Obviously this young man is struggling with more than one set back. He probably has several habits or traits which are hindering his professional development. For the sake of space I will only address one issue: time management. Experience has taught me that most of the people who do well in the work force have excellent time management skills. The king and foundation of time management is “routine”. In saying that they do well I mean they are above average employees, who earn above average wages and are building a career at an above average pace.  Whether they realize it or not, they go through a mental and physical routine in their work place and therefore they get their work done in an orderly fashion with dispatch.  Establishing a routine is the essential in order to have time management skills. Without a “routine” developing time management skills will be very difficult.

We learn routines or at least we should learn them in the home. Our parents are the primary teachers of this skill. As a small child one should have been put on a regular routine with respect to bed time, waking up time, meal times, homework, etc.

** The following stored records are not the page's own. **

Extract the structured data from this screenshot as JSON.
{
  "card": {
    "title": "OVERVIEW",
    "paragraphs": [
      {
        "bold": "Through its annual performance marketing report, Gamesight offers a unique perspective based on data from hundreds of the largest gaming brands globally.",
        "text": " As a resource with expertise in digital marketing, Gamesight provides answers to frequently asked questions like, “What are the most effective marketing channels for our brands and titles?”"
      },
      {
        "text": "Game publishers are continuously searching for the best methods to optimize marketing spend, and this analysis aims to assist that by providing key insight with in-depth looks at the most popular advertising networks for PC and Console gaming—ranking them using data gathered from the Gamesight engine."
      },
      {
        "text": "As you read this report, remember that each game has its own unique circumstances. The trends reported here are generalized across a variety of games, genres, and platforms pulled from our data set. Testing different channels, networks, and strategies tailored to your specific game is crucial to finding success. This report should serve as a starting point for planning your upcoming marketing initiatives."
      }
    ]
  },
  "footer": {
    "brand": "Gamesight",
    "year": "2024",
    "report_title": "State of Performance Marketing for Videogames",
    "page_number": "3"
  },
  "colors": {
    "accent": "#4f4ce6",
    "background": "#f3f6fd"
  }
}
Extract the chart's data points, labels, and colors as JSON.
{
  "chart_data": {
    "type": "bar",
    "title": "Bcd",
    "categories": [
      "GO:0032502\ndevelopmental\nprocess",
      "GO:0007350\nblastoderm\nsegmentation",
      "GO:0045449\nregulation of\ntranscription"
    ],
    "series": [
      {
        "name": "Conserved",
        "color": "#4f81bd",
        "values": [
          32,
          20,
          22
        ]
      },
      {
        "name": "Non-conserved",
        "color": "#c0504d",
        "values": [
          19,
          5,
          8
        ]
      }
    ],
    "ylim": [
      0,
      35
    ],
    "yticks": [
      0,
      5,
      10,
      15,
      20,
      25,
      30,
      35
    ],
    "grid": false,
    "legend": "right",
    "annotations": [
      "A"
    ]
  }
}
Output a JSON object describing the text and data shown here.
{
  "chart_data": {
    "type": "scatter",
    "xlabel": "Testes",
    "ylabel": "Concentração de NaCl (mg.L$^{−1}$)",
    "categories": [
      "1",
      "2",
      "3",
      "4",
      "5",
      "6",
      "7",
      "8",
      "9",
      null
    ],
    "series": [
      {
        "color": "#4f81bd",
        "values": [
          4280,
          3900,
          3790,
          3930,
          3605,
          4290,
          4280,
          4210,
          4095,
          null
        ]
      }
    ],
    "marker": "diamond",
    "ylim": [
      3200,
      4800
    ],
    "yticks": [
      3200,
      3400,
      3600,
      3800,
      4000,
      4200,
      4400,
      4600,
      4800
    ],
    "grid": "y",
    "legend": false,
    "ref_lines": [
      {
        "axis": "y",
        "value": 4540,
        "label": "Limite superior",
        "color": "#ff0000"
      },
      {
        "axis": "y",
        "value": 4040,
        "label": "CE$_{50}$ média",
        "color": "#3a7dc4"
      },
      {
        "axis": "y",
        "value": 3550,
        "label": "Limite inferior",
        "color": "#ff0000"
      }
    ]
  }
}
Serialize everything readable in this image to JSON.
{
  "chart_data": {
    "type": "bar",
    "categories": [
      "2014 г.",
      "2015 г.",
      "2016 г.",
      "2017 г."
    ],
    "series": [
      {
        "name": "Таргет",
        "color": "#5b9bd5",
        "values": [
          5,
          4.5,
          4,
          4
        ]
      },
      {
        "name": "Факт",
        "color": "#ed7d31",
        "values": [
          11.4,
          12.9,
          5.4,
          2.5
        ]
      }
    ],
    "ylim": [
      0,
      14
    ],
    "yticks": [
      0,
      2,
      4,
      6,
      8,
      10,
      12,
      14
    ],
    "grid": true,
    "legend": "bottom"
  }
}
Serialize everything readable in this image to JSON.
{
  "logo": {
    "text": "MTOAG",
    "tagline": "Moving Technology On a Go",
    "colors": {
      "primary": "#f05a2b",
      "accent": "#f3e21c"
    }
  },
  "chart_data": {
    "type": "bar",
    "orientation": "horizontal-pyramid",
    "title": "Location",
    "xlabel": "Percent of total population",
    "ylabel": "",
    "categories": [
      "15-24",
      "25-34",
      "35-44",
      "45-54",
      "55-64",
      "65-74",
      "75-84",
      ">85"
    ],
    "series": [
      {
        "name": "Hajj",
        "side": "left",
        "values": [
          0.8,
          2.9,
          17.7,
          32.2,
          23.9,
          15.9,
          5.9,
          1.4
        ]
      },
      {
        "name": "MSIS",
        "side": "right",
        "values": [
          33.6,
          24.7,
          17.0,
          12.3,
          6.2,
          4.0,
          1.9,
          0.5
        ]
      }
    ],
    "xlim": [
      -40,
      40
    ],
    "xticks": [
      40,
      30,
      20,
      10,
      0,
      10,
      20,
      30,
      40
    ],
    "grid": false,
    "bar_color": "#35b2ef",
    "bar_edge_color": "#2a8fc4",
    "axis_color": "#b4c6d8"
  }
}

A child who goes to bed when he wishes does not have a routine.

Time management also involves recognizing priorities, understanding the goal of the work environment, respecting authority and adhering to rules. When a child is raised in an environment that lacks structure the road to developing time management skills becomes difficult. Our work force is highly competitive and with the weak economy, that we are presently experiencing, the competition for most jobs is very high. A person can’t just be good at their job, they must also be productive. If we do not learn these things in the home than our only hope is that we figure it out. Yes it is possible that perhaps some good soul will take time and teach us, but the truth is, our parents have the greatest influence in our lives be it good or bad.

This young man’s training days will expire soon. If he doesn’t grasp the purpose of his job and become more productive his tenure at his present job will end. My friend will hire someone else and start over.